A Guide for disabled people. Applying to your local council for Council Tax Reduction (sometimes called Council Tax Support).
If you are on low income a discount is available if you’re eligible.
Council Tax Reduction replaced Council Tax Benefit in April 2013.
What you need to know
It’s not available in Northern Ireland
There’s a different scheme in Northern Ireland.
You could be eligible if you’re on a low income or claim benefits. Your bill could be reduced by up to 100%.
You can apply if you own your home, rent, are unemployed or working.
What you get depends on:
- where you live – each council runs its own scheme
- your circumstances (eg income, number of children, benefits, residency status)
- your household income – this includes savings, pensions and your partner’s income
- if your children live with you
- if other adults live with you
How your Council Tax is worked out
You’ll need to know 3 things:
- the valuation band for your home in England and Wales or in Scotland
- how much your local council charges for that band
- whether you can get a discount or exemption from the full bill
You may be able to get Council Tax Reduction (this used to be called Council Tax Benefit) if you’re on a low income or get benefits.
You can challenge your Council Tax band if you think your home is in the wrong valuation band.
Changes that may affect your Council Tax band
Your property may be revalued and put in a different band in some circumstances, eg if:
- you make major alterations to it, such as adding an extension or annexe – the band won’t change until you sell the property
- you split a single property into self-contained flats
- you convert flats into a single property
- you start or stop working from home
- there are significant changes to your local area, like a new road being built
You may get a separate Council Tax bill if your property includes a self-contained annexe.
Ask your local council if you want to know if changes to your property will affect your Council Tax band.
Who has to pay
You’ll usually have to pay Council Tax if you’re 18 or over and own or rent a home.
A full Council Tax bill is based on at least 2 adults living in a home. Spouses and partners who live together are jointly responsible for paying the bill.
You’ll get 25% off your bill if you count as an adult for Council Tax and either:
- you live on your own
- no-one else in your home counts as an adult
You’ll usually get a 50% discount if no-one living in your home, including you, counts as an adult.
You won’t have to pay any Council Tax if everyone in your home, including you, is a full-time student.
Apply for a Council Tax discount online (England and Wales only)
Who doesn’t count as an adult?
These people are not counted as adults for Council Tax:
- children under 18
- people on some apprentice schemes
- 18 and 19-year-olds in full-time education
- full-time college and university students
- young people under 25 who get funding from the Skills Funding Agency or Young People’s Learning Agency
- student nurses
- foreign language assistants registered with the British Council
- people with a severe mental impairment
- live-in carers who look after someone who isn’t their partner, spouse or child
Contact your local council if you’re unsure about whether you can get a discount or who’s responsible for paying.

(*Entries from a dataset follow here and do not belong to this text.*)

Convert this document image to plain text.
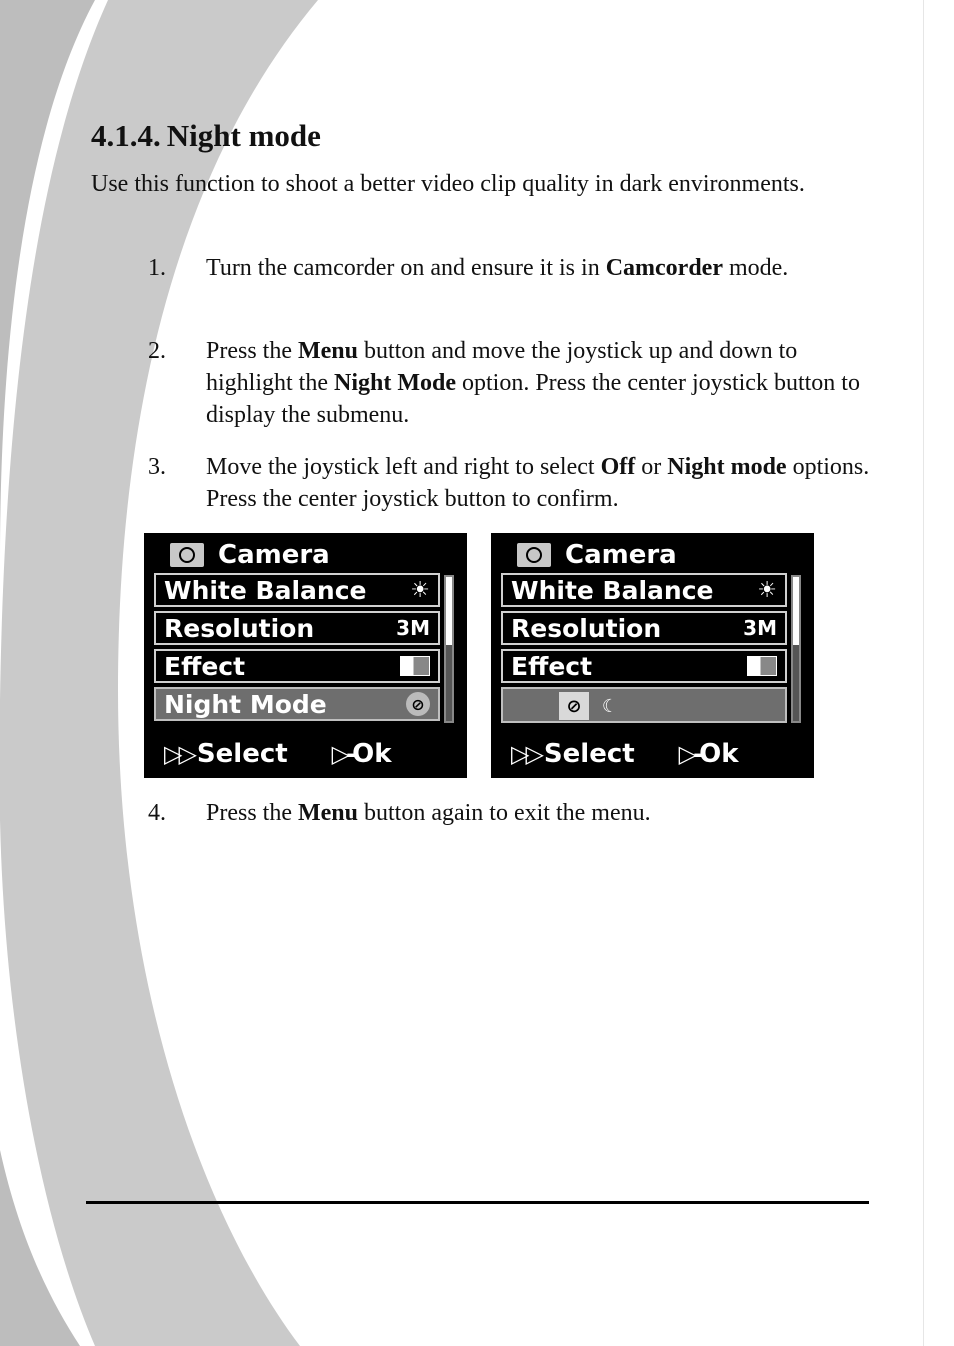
4.1.4. Night mode

Use this function to shoot a better video clip quality in dark environments.

1. Turn the camcorder on and ensure it is in Camcorder mode.
2. Press the Menu button and move the joystick up and down to highlight the Night Mode option. Press the center joystick button to display the submenu.
3. Move the joystick left and right to select Off or Night mode options. Press the center joystick button to confirm.
Camera
White Balance ☀
Resolution	3M
Effect
Night Mode	⊘
▷▷ Select ▷- Ok
Camera
White Balance ☀
Resolution	3M
Effect
⊘	☾
▷▷ Select ▷- Ok
4. Press the Menu button again to exit the menu.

People on apprentice schemes
To show that you don’t qualify as an adult for Council Tax, you’ll need a declaration from your employer stating that:
- you won’t be paid more than £195 a week
- the training leads to a qualification accredited by a body recognised by the Office of Qualifications and Examinations Regulation (Ofqual) or the Scottish Vocational Education Council (SVEC)
If you get a Council Tax discount by mistake
You must tell your council. If you don’t, you could get a fine.
The council may ask you to pay back the discount.
Discounts for disabled people
People who are severely mentally impaired, and live-in carers who aren’t family members, aren’t included when working out Council Tax.
Disabled Band Reduction Scheme
You may be eligible for the scheme if you live in a larger property than you would need if you or another occupant weren’t disabled.
You’ll have to show that you’ve either:
- an extra bathroom, kitchen or other room that you need for the disabled person
- extra space inside the property for using a wheelchair
The property must be the main home of at least 1 disabled person. This can be an adult or a child – it doesn’t have to be the person responsible for paying the Council Tax.
Paying your bill
Your Council Tax bill tells you:
- how much you have to pay for the year
- how that amount has been worked out
- the dates you have to pay
The cost is usually split into 10 monthly payments. Contact your council immediately if you’re having trouble paying – they can help you, eg by spreading your payments over 12 months instead of 10.
The council can take action to reclaim any debts you owe if you get behind with your payments.
Ways to pay
You can usually pay your Council Tax online.
You can also use ‘Paypoint’, ‘Payzone’ or ‘Quickcards’ for cash payments at post offices, banks, newsagents and convenience stores.
Check your bill to find out which other payment methods you can use.
If you’ve overpaid
Contact your local council if you’ve paid too much Council Tax and haven’t received an automatic refund.